Les parties ne communiquent pas de situation comptable au jour de la cession. Elles admettent toutefois que le montant de trésorerie nette était théoriquement supérieur à 25 000 euros, avoisinant les 40 000 euros, avec un solde bancaire de 25 000 euros environ, mais également un solde « caisse siège social » d'un montant de 14 394 euros. Il est cependant constant que la trésorerie transmise à la cessionnaire ne comportait en fait aucune somme en liquide au titre de la « caisse siège social ».

Au regard du libellé précis de l'article 2-2, et contrairement à ce que soutient M. [X], les termes de l'acte ne permettent pas d'établir l'existence d'un accord plus étendu que celui portant sur le niveau de trésorerie pour la seule fixation du prix de cession. Il n'est en effet pas justifié de l'existence d'un accord des parties pour limiter à 25 000 euros le niveau de trésorerie général de la société, avec la conséquence d'un accord tacite pour que M. [X] conserve la « caisse siège social », comme il le sous-entend.

Or, pour prémunir la cessionnaire contre toute estimation erronée des éléments du bilan de la société cédée ayant conduit à la détermination du prix de cession, les parties ont signé, le jour de la cession, une convention séparée de garantie d'actif et de passif par laquelle les cédants ont affirmé l'exactitude de la comptabilité (article 2.5) et l'inexistence de changements de toute nature pouvant entraîner une diminution de l'actif (article 2.24). Il est notamment précisé : « le garant fait les déclarations et consent les garanties décrites ci-après au bénéficiaire ». L'article 2.24 d) relatif aux « événements survenus dans la société depuis le 1er janvier 2022 » énonce que : « aucune des sociétés n'a cédé aucun actif significatif ou n'a subi ou contracté un passif significatif de toute nature (y compris éventuel ou conditionnel) hors le cours normal des affaires ».
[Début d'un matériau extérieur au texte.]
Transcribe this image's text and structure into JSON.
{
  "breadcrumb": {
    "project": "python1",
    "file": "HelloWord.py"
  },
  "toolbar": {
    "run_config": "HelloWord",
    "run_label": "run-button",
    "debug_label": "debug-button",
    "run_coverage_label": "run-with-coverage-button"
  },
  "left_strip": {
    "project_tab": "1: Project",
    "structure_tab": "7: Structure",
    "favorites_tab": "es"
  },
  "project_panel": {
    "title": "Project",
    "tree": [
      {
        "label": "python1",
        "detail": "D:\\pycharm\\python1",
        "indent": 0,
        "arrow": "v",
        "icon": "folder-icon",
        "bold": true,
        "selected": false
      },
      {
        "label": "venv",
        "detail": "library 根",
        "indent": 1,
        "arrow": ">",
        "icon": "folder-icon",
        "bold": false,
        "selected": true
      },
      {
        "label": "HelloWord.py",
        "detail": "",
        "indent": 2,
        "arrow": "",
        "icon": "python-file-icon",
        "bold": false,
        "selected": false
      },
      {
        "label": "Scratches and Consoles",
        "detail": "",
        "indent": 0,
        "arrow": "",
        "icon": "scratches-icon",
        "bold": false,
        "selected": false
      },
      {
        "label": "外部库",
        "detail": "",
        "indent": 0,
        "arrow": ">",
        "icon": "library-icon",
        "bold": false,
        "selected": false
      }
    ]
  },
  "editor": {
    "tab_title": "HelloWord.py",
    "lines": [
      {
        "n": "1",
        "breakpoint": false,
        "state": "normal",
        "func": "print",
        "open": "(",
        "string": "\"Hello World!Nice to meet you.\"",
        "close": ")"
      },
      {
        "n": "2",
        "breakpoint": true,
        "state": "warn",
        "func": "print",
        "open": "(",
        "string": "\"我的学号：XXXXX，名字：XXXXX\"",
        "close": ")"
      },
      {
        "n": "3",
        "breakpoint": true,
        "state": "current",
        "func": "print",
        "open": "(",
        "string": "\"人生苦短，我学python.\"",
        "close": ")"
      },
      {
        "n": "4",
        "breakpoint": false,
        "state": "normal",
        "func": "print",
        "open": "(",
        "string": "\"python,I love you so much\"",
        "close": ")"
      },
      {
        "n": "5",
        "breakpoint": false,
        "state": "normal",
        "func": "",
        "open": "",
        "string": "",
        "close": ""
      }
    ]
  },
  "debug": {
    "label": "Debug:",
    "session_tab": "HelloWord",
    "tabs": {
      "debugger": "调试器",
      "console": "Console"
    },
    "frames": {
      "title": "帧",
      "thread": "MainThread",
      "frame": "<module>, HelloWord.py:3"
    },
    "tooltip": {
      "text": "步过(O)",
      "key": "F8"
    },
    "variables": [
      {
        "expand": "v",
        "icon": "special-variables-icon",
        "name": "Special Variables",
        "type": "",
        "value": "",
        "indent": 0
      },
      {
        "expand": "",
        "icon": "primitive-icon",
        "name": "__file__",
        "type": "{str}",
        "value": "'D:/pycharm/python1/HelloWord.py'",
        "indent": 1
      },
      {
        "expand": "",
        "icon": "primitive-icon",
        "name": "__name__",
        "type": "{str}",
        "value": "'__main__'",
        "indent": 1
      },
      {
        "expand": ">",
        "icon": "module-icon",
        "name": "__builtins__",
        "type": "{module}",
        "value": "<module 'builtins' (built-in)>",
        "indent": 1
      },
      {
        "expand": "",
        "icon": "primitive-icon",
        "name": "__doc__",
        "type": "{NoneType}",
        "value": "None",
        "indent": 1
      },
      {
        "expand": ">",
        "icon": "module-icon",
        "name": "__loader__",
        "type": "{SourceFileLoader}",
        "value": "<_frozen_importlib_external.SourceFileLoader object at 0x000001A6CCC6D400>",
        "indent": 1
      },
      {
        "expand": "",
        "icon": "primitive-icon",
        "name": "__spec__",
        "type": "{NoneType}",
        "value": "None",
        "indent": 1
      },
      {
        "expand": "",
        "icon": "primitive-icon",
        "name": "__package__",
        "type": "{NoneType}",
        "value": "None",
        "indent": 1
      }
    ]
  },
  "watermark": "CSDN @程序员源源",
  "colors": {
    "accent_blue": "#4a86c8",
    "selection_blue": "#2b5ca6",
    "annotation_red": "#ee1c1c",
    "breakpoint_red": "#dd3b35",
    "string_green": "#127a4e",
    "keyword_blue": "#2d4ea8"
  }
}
L'article 3.1 de la convention de garantie relatif à l'indemnisation du cessionnaire prévoit que : « à titre de garantie de l'opération d'acquisition de 100 % du capital de la société Pro mon ordi par le bénéficiaire, le garant s'engage à verser (') l'intégralité de tout préjudice résultant (') de toute diminution d'actif par rapport à ce qui ressort des comptes de référence ('). »

Il est en outre précisé que le montant total maximum dû par le garant ne pourra dépasser la somme de 22 000 euros.

Il résulte des comptes de référence au 31 décembre 2021 qu'il existait alors une « caisse siège social » d'un montant de 11 209,72 euros.

M. [X] admet que l'actif constitué de la « caisse siège social », dont la cour relève qu'il constitue bien un actif significatif, n'a pas été transmis au cessionnaire, mais conservé par lui au titre d'un prétendu supplément de prix. La « disparition » de la « caisse siège social » entre la date des comptes de référence et la date de cession constitue une diminution de l'actif ouvrant droit à l'application de la convention de garantie.

Le seul extrait comptable produit par la cessionnaire est insuffisant à établir le montant des sommes en caisse au jour de la cession. Il convient donc de confirmer le jugement entrepris en ce qu'il a accueilli l'action de la cessionnaire, mais de l'infirmer sur le quantum de la condamnation, et de condamner M. [X] à payer à la société Aliasys la somme de 11 209,72 euros au titre de la convention de garantie, outre intérêts au taux légal à compter du 23 juin 2023, date de la mise en demeure.

2 ' sur la demande reconventionnelle subsidiaire formée par M. [X]

M. [X] soutient, à titre subsidiaire, que la société Aliasys l'a trompé « sur l'interprétation de la clause de la promesse de cession relative au maintien du niveau de trésorerie » à 25 000 euros minimum. Il soutient que la société Aliasys ne pouvait pas sérieusement penser que les cédants s'engageaient à maintenir le même prix de cession si le niveau de trésorerie était supérieur. Il affirme que cette tromperie constitue un dol, ou à tout le moins un manquement aux principes de loyauté et de bonne foi dans les négociations précontractuelles. Il soutient que ce dol lui cause un préjudice qui doit être évalué à la même somme que la condamnation prononcée à son encontre.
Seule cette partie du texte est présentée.